I wrote my 50,000th word at about 9:30am on the morning of November 30th – the last day of the Nanowrimo competition. I honestly couldn’t believe I had done it. three days earlier when I still had 5000 words to write I wasn’t confident that I could do it without resorting to tricks, like really, really, really, really, really, really, really, really, really, really sneaky tricks. But somehow I pulled it out.

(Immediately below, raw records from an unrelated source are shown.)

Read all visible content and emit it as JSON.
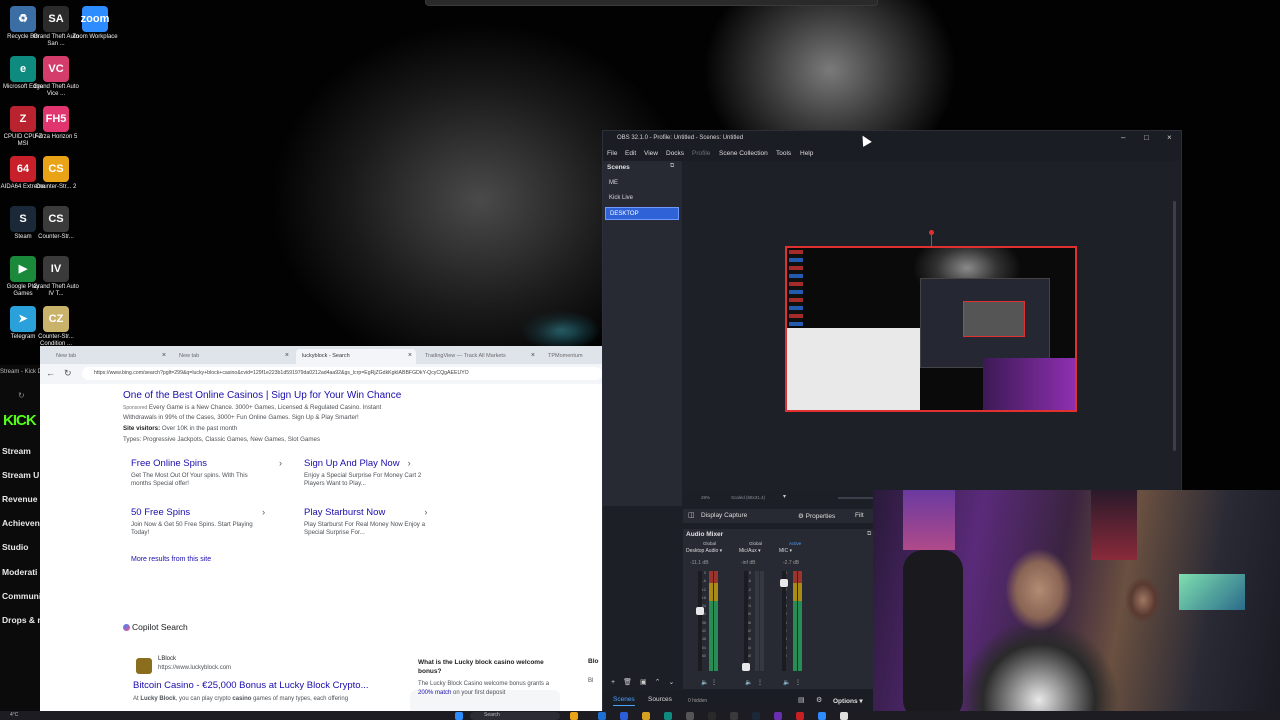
{
  "desktop": {
    "icons": [
      {
        "label": "Recycle Bin",
        "glyph": "♻",
        "color": "#3a6ea5"
      },
      {
        "label": "Grand Theft Auto San ...",
        "glyph": "SA",
        "color": "#2b2b2b"
      },
      {
        "label": "Zoom Workplace",
        "glyph": "zoom",
        "color": "#2d8cff"
      },
      {
        "label": "Microsoft Edge",
        "glyph": "e",
        "color": "#0f8a7e"
      },
      {
        "label": "Grand Theft Auto Vice ...",
        "glyph": "VC",
        "color": "#d43c6c"
      },
      {
        "label": "CPUID CPU-Z MSI",
        "glyph": "Z",
        "color": "#b8232f"
      },
      {
        "label": "Forza Horizon 5",
        "glyph": "FH5",
        "color": "#e0356e"
      },
      {
        "label": "AIDA64 Extreme",
        "glyph": "64",
        "color": "#c8202a"
      },
      {
        "label": "Counter-Str... 2",
        "glyph": "CS",
        "color": "#e8a317"
      },
      {
        "label": "Steam",
        "glyph": "S",
        "color": "#1b2838"
      },
      {
        "label": "Counter-Str...",
        "glyph": "CS",
        "color": "#3b3b3b"
      },
      {
        "label": "Google Play Games",
        "glyph": "▶",
        "color": "#1a8a3a"
      },
      {
        "label": "Grand Theft Auto IV T...",
        "glyph": "IV",
        "color": "#3a3a3a"
      },
      {
        "label": "Telegram",
        "glyph": "➤",
        "color": "#2aa1da"
      },
      {
        "label": "Counter-Str... Condition ...",
        "glyph": "CZ",
        "color": "#c9b26a"
      }
    ]
  },
  "kick": {
    "tab_label": "Stream - Kick Da",
    "logo": "KICK",
    "nav": [
      "Stream",
      "Stream U",
      "Revenue",
      "Achieven",
      "Studio",
      "Moderati",
      "Communi",
      "Drops & r"
    ]
  },
  "browser": {
    "tabs": [
      {
        "label": "New tab"
      },
      {
        "label": "New tab"
      },
      {
        "label": "luckyblock - Search"
      },
      {
        "label": "TradingView — Track All Markets"
      },
      {
        "label": "TPMomentum"
      }
    ],
    "url": "https://www.bing.com/search?pglt=299&q=lucky+block+casino&cvid=129f1e223b1d591979da0212ad4aa92&gs_lcrp=EgRjZGdkKgkIABBFGDkY-QcyCQgAEEUYO",
    "ad": {
      "title": "One of the Best Online Casinos | Sign Up for Your Win Chance",
      "line1_sponsored": "Sponsored",
      "line1": "Every Game is a New Chance. 3000+ Games, Licensed & Regulated Casino. Instant",
      "line2": "Withdrawals in 99% of the Cases, 3000+ Fun Online Games. Sign Up & Play Smarter!",
      "visitors_label": "Site visitors:",
      "visitors_value": "Over 10K in the past month",
      "types": "Types: Progressive Jackpots, Classic Games, New Games, Slot Games"
    },
    "sitelinks": [
      {
        "title": "Free Online Spins",
        "desc": "Get The Most Out Of Your spins. With This months Special offer!"
      },
      {
        "title": "Sign Up And Play Now",
        "desc": "Enjoy a Special Surprise For Money Cart 2 Players Want to Play..."
      },
      {
        "title": "50 Free Spins",
        "desc": "Join Now & Get 50 Free Spins. Start Playing Today!"
      },
      {
        "title": "Play Starburst Now",
        "desc": "Play Starburst For Real Money Now Enjoy a Special Surprise For..."
      }
    ],
    "more_results": "More results from this site",
    "copilot_label": "Copilot Search",
    "result": {
      "site_name": "LBlock",
      "site_url": "https://www.luckyblock.com",
      "title": "Bitcoin Casino - €25,000 Bonus at Lucky Block Crypto...",
      "snippet_pre": "At",
      "snippet_bold": "Lucky Block",
      "snippet_mid": ", you can play crypto",
      "snippet_bold2": "casino",
      "snippet_post": "games of many types, each offering"
    },
    "faq": {
      "question": "What is the Lucky block casino welcome bonus?",
      "answer_pre": "The Lucky Block Casino welcome bonus grants a",
      "answer_link": "200% match",
      "answer_post": "on your first deposit"
    },
    "side_card": {
      "title": "Blo",
      "text": "Bl"
    }
  },
  "obs": {
    "title": "OBS 32.1.0 - Profile: Untitled - Scenes: Untitled",
    "menu": [
      "File",
      "Edit",
      "View",
      "Docks",
      "Profile",
      "Scene Collection",
      "Tools",
      "Help"
    ],
    "scenes_header": "Scenes",
    "scenes": [
      "ME",
      "Kick Live",
      "DESKTOP"
    ],
    "selected_scene": "DESKTOP",
    "zoom_readout": "28%",
    "scale_readout": "Scaled (68x31.4)",
    "source_label": "Display Capture",
    "properties_label": "Properties",
    "filters_label": "Filt",
    "mixer_header": "Audio Mixer",
    "channels": [
      {
        "tag": "Global",
        "name": "Desktop Audio",
        "db": "-11.1 dB",
        "tag_active": false
      },
      {
        "tag": "Global",
        "name": "Mic/Aux",
        "db": "-inf dB",
        "tag_active": false
      },
      {
        "tag": "Active",
        "name": "MIC",
        "db": "-2.7 dB",
        "tag_active": true
      }
    ],
    "meter_scale": [
      "0",
      "-6",
      "-12",
      "-18",
      "-24",
      "-30",
      "-36",
      "-42",
      "-48",
      "-54",
      "-60"
    ],
    "dock_tabs": [
      "Scenes",
      "Sources"
    ],
    "hidden_count": "0 hidden",
    "options_label": "Options"
  },
  "taskbar": {
    "search_placeholder": "Search",
    "tray_text": "4°C"
  },
  "colors": {
    "obs_selection": "#2f62d6",
    "preview_border": "#e03030",
    "kick_green": "#53fc18",
    "link_blue": "#1a0dab"
  }
}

You cannot sit down and read what I wrote and understand the plot. I wrote it in fits and bursts. I had written the ending before i ever understood how I would get there. Everything is out of order. I introduced one character who by day 15 had been deserted in favor of another character – but they both still exist because I learned one (of many) very valuable lessons in Nanowrimo – don’t delete anything. ever. And don’t edit as you go, even yesterday’s writing. Just keep it moving forward. Editing can wait until December.
I spent nearly 4 years writing and rewriting the same 30 pages. I couldn't move past it. Once I let go of ‘getting it right’ before moving on – the rest of the story found it’s way out.
I learned that if I wrote every day some days would be challenging, but if i just put my fingers on the keys words would appear. Some of those words are so, so badly written. Some of those words are true gems.
I will spend the next couple of months organizing, rewriting and editing what I’ve written and then we’ll see where I end up. I won’t know until then if this is a story that I want other people to read – I think it is, but I will let you know.
If you have a goal of writing – of writing anything longer than a few pages i strongly encourage you to give any of the Nanowrimo events a try. Get out of your own way and write something, dammit. I, for one, would like to read it.